Nach dem 1:0 für Stadtroda in Zwätzen kam das gesamte Team zu Ihnen gerannt. Ein geschlossener Akt der Wertschätzung?
Durchaus, sie wollten auch für mich gewinnen. Das hat mich damals schon ein wenig gerührt.

War das Spiel der Tiefpunkt der Hinrunde? Beim Interview nach dem Spiel nahmen sie die Zigarette dankend an.
In emotionaler Hinsicht schon, da fielen Pech und auch ein wenig Ungerechtigkeit seitens der Schiedsrichter gnadenlos zusammen – und das halt auch noch an meiner alten Wirkungsstätte. Der eigentliche Tiefpunkt in Sachen Fußball war jedoch die Partie gegen Neustadt . Das haben wir zu Recht verloren, weil es da in unserem Spiel grundlegende Defizite gab, und wir auch einen Elfmeter verschossen hatten. Doch das muss man einer jungen Mannschaft dann auch einmal verzeihen können.

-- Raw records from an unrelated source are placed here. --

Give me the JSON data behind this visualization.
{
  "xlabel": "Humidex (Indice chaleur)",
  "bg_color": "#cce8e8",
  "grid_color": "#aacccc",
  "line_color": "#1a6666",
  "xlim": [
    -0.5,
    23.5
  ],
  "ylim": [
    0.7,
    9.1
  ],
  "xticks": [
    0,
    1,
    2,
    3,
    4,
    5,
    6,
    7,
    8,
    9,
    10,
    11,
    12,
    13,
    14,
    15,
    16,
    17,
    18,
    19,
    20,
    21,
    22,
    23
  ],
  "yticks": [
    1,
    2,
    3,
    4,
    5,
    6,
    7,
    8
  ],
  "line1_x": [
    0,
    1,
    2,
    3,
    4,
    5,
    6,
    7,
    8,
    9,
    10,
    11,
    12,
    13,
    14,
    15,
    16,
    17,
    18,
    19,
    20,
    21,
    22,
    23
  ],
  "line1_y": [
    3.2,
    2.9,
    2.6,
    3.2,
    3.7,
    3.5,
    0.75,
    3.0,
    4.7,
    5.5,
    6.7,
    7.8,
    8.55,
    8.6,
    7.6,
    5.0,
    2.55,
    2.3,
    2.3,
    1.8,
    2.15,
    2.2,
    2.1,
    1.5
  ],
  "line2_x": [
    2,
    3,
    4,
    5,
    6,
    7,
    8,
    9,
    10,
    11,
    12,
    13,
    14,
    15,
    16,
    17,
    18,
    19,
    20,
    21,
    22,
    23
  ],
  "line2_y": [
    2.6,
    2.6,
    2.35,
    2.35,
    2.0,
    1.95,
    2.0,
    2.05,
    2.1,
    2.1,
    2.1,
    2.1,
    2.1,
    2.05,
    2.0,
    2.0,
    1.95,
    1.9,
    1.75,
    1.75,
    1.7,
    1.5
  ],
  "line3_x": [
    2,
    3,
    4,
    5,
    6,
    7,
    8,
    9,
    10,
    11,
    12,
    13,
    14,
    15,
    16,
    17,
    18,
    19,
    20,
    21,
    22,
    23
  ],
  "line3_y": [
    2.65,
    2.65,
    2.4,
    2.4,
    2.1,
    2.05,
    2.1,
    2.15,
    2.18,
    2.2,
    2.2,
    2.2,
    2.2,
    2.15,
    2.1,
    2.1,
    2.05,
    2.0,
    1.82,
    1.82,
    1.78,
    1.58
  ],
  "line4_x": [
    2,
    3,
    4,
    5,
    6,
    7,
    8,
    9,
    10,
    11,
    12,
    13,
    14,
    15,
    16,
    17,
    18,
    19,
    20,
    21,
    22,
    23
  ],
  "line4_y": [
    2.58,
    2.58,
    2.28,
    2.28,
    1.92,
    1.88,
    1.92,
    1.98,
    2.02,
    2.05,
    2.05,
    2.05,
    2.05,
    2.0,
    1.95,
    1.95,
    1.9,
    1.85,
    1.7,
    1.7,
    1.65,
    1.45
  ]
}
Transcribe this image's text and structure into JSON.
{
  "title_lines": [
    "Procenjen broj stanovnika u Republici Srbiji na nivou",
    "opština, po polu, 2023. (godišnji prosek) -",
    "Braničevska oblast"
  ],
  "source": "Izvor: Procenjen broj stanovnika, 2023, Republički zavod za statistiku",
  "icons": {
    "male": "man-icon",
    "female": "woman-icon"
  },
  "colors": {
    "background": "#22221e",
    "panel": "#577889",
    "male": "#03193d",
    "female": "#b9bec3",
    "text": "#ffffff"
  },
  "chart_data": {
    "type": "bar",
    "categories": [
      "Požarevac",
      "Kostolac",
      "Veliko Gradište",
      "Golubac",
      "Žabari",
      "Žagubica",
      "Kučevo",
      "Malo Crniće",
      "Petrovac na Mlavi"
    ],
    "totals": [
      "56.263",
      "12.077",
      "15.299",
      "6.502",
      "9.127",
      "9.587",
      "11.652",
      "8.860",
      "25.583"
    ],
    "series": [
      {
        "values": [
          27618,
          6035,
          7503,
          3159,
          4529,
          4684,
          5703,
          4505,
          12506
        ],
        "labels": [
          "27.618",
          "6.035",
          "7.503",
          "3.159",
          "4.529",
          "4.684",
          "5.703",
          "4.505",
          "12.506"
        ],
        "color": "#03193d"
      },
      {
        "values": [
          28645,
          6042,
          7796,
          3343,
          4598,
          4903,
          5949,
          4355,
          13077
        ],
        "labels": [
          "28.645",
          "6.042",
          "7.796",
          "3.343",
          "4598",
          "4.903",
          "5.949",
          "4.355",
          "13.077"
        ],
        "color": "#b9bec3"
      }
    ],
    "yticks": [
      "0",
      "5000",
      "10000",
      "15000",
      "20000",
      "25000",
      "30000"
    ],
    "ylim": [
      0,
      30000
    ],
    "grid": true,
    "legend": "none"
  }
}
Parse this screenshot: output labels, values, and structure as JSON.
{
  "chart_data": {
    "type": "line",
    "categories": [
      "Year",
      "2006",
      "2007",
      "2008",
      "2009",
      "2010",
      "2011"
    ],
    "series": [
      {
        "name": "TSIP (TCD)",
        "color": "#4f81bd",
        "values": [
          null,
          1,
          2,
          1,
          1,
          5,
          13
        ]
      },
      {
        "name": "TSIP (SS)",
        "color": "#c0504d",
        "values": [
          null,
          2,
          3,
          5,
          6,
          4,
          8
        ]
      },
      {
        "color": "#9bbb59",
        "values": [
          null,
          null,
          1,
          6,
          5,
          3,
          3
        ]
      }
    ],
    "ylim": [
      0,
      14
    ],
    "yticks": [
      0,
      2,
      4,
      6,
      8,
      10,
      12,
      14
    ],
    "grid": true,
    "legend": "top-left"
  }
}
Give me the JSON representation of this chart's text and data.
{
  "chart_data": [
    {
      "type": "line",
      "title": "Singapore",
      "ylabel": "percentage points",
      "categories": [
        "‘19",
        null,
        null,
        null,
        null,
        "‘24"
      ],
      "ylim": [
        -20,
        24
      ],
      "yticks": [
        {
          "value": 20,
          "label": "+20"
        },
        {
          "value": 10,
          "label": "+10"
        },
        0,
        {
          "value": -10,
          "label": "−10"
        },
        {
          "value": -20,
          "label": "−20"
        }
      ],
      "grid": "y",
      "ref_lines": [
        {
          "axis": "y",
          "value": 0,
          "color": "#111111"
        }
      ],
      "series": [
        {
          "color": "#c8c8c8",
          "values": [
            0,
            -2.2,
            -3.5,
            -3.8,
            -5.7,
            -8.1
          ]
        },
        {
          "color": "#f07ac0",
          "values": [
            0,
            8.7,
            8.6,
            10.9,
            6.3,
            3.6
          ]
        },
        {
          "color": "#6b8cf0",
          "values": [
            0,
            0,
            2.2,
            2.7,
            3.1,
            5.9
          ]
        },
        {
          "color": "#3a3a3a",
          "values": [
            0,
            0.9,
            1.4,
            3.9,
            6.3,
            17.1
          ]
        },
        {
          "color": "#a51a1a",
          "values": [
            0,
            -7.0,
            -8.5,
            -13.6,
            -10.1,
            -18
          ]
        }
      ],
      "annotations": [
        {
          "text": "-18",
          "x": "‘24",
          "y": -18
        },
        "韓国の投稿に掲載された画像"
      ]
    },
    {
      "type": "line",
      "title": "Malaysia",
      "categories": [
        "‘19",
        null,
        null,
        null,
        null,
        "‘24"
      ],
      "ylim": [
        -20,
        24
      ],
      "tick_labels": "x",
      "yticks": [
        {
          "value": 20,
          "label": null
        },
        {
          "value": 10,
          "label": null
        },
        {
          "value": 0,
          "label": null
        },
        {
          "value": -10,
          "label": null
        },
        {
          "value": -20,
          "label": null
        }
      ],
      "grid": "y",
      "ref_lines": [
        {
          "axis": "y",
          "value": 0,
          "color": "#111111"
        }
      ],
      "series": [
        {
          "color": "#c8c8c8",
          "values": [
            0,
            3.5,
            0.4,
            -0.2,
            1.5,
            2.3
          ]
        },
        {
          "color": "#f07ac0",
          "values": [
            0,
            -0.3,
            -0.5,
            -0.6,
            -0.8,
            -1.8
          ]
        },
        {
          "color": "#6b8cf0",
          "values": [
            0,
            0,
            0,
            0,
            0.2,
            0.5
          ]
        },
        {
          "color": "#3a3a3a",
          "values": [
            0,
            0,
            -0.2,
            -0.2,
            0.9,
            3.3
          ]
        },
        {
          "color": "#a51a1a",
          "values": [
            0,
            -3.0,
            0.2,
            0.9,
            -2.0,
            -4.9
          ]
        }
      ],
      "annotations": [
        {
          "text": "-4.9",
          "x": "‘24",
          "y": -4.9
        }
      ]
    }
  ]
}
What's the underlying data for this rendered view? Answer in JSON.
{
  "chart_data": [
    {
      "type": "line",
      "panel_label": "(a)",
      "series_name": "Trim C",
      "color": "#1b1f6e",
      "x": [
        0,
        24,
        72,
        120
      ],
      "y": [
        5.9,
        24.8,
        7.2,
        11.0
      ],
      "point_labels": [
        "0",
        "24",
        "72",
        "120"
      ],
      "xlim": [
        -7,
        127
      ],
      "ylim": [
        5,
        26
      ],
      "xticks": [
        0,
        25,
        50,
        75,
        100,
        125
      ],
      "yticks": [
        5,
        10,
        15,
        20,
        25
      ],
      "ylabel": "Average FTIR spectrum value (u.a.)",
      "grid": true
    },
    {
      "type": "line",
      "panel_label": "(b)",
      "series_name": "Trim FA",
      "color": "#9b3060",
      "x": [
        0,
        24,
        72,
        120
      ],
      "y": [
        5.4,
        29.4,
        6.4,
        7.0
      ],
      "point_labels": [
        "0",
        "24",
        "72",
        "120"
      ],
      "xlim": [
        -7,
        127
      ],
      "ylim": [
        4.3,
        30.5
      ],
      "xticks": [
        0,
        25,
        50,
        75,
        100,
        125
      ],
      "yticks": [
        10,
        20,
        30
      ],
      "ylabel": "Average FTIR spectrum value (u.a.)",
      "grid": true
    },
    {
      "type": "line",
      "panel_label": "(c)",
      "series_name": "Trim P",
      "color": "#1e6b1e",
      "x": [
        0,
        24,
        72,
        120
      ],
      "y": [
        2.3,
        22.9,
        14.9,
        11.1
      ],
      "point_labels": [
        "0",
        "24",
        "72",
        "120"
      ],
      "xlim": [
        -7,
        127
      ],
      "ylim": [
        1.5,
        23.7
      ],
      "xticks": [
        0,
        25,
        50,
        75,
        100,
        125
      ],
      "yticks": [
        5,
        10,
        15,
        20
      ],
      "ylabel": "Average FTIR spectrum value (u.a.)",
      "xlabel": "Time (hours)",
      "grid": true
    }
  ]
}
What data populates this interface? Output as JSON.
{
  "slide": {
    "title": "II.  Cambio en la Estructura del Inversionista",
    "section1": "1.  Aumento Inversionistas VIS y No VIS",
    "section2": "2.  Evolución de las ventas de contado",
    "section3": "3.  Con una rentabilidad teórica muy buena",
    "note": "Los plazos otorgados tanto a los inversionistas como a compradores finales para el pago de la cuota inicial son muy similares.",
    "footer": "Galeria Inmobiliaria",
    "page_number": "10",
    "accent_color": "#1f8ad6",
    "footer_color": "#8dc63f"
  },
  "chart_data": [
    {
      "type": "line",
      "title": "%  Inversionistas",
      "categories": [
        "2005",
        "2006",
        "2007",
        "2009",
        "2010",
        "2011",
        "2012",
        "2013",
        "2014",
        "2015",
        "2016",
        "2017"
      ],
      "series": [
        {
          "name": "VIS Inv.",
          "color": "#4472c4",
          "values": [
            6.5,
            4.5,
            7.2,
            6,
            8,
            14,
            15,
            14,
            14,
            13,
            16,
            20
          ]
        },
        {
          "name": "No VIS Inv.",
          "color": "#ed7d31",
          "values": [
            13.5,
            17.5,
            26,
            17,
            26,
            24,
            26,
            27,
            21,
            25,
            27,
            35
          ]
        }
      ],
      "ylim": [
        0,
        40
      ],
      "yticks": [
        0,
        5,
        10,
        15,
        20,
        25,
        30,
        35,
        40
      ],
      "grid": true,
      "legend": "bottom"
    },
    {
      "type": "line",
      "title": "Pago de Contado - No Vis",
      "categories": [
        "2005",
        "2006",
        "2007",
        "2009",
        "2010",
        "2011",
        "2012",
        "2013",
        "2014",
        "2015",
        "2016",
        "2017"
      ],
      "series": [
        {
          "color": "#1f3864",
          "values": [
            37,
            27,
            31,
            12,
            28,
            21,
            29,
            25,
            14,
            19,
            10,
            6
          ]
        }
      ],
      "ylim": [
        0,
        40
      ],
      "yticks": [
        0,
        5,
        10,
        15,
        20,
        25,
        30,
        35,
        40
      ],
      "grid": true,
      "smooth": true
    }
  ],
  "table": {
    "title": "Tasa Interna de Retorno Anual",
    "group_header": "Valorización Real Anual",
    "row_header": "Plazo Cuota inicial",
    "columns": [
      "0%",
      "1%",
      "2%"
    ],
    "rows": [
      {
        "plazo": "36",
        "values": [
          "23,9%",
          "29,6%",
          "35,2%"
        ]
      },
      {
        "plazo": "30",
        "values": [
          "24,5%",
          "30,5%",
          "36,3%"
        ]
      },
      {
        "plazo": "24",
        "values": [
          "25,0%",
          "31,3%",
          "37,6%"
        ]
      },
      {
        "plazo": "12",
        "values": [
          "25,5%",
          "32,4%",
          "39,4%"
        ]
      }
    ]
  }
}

Jena-Zwätzen verweilt derzeit auf Platz 5 der Tabelle. Grün-Weiß Stadtroda indes auf Platz 7. Wurmt Sie das?
Es stehen ja noch andere Vereine vor uns, die – mit Verlaub – nicht alle über unser Niveau verfügen wie wir. Außerdem darf man bei Zwätzen nicht vergessen, dass sie zu Hause eine Macht sind und mit Spielern wie Felix Hentrich , Marc Burghardt und jetzt zum Glück auch wieder Kevin Nenz über reichlich Qualität verfügen. Und was uns betrifft, muss man sagen, dass wir mit Karl Grohs , Florian Klinger oder Simon Fuchs Ausnahmespieler für die Landesklasse haben. Aber ja, es ist schon bitter, fast schon eine permanente Mahnung, denn letztlich lügt die Tabelle nicht. Doch zum Glück geht es ja noch recht eng zu. Ich glaube noch daran, dass wir Platz 3 bei der Endabrechnung holen können.

Es wird ja in der Rückrunde dann auch noch ein Wiedersehen mit Zwätzen geben. Dann hoffentlich ohne Zigarette bei der Auswertung nach der Partie.
Das hoffe ich. Vergessen werde ich das Hinspiel sowieso nicht so schnell, von daher muss im Rückspiel gegen Zwätzen einiges geschehen.